Socially Isolated Rats are More Vulnerable to Addiction

Rats that are socially isolated during a critical period of adolescence are more vulnerable to addiction to amphetamine and alcohol, found researchers at The University of Texas at Austin. Amphetamine addiction is also harder to extinguish in the socially isolated rats.

These effects, which are described this week in the journal Neuron, persist even after the rats are reintroduced into the community of other rats.

“Basically the animals become more manipulatable,” said Hitoshi Morikawa, associate professor of neurobiology in the College of Natural Sciences. “They’re more sensitive to reward, and once conditioned the conditioning takes longer to extinguish.
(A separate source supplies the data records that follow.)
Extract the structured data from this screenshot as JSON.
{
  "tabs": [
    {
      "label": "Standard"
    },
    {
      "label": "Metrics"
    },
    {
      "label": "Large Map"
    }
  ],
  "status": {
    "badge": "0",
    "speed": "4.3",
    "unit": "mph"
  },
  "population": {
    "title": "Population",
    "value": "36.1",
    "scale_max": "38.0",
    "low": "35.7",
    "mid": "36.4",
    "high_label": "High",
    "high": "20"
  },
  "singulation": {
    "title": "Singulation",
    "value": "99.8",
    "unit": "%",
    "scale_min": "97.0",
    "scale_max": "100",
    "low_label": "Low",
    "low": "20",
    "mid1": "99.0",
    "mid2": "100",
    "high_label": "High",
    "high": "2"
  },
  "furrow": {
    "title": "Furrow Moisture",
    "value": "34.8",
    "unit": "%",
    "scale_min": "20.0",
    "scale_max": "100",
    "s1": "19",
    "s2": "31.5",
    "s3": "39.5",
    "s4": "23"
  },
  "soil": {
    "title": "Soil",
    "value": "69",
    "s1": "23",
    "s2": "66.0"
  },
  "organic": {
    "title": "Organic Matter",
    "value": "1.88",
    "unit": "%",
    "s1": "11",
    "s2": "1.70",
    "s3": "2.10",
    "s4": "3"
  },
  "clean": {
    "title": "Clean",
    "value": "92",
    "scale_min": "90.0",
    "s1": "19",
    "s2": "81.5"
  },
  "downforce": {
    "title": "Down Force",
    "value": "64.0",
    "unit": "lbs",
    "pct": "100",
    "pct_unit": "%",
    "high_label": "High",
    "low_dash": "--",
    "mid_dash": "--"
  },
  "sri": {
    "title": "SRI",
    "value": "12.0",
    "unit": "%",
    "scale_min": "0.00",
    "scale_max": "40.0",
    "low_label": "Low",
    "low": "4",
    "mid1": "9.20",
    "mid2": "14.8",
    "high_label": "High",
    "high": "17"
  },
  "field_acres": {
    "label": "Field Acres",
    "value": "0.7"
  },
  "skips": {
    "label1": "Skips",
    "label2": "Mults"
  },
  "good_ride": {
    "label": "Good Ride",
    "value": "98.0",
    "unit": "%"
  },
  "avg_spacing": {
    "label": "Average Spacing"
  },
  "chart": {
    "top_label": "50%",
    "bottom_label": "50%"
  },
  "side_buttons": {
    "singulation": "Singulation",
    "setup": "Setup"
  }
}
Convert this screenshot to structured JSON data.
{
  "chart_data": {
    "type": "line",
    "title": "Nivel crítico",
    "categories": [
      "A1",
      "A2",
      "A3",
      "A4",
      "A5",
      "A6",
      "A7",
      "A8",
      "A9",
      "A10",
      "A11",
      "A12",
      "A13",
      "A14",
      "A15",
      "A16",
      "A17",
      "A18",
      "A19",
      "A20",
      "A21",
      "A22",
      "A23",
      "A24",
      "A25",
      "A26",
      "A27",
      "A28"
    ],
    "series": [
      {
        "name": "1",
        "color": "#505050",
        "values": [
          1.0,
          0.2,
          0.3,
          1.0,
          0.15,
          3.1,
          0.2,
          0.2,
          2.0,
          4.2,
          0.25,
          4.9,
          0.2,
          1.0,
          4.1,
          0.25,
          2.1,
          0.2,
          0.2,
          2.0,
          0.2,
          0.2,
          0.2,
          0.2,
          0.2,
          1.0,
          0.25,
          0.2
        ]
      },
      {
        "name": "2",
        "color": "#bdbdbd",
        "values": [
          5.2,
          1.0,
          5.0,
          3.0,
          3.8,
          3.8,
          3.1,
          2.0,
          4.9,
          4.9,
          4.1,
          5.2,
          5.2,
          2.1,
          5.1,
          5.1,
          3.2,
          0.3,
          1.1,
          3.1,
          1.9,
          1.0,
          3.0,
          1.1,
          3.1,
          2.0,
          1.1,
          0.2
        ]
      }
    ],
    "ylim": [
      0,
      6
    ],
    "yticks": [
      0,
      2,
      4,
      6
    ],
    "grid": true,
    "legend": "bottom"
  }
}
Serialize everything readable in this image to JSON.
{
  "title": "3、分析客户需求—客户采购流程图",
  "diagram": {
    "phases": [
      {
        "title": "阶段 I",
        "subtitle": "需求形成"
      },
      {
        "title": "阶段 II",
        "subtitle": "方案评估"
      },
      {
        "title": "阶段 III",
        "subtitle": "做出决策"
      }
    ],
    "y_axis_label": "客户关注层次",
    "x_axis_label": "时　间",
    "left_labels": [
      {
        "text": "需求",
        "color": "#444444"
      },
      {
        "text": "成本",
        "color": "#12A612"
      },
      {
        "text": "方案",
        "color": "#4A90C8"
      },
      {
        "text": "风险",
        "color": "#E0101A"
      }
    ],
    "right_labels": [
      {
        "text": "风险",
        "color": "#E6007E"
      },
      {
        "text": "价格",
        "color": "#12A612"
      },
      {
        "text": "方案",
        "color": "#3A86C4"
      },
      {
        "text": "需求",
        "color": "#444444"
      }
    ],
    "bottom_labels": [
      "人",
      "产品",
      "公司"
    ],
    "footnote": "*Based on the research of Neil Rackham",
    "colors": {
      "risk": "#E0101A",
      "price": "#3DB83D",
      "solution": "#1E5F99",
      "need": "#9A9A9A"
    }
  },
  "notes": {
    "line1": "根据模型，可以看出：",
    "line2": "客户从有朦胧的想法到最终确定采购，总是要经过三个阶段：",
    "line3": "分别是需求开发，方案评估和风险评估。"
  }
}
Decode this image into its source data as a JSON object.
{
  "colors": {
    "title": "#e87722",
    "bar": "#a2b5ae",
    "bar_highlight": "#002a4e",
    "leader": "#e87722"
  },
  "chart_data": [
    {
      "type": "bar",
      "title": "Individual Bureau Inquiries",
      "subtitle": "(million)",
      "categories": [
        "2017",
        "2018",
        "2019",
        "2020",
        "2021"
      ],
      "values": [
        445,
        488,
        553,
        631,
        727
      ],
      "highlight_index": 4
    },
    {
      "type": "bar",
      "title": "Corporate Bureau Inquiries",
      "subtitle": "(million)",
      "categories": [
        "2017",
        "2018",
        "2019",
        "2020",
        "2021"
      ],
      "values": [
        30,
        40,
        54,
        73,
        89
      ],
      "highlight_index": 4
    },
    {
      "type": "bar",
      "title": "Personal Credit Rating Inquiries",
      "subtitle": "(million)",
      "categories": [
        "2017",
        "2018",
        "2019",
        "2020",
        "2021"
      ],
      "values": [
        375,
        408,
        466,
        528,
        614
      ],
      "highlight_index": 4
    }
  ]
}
We’ve been able to observe this at both the behavioral and neuronal level.”

Morikawa said the negative effects of social isolation during adolescence have been well documented when it comes to traits such as anxiety, aggression, cognitive rigidity and spatial learning. What wasn’t clear until now is how social isolation affects the specific kind of behavior and brain activity that has to do with addiction.

“Isolated animals have a more aggressive profile,” said Leslie Whitaker, a former doctoral student in Morikawa’s lab and now a researcher at the National Institute on Drug Abuse. “They are more anxious. Put them in an open field and they freeze more. We also know that those areas of the brain that are more involved in conscious memory are impaired. But the kind of memory involved in addiction isn’t conscious memory. It’s an unconscious preference for the place in which you got the reward. You keep coming back to it without even knowing why. That kind of memory is enhanced by the isolation.”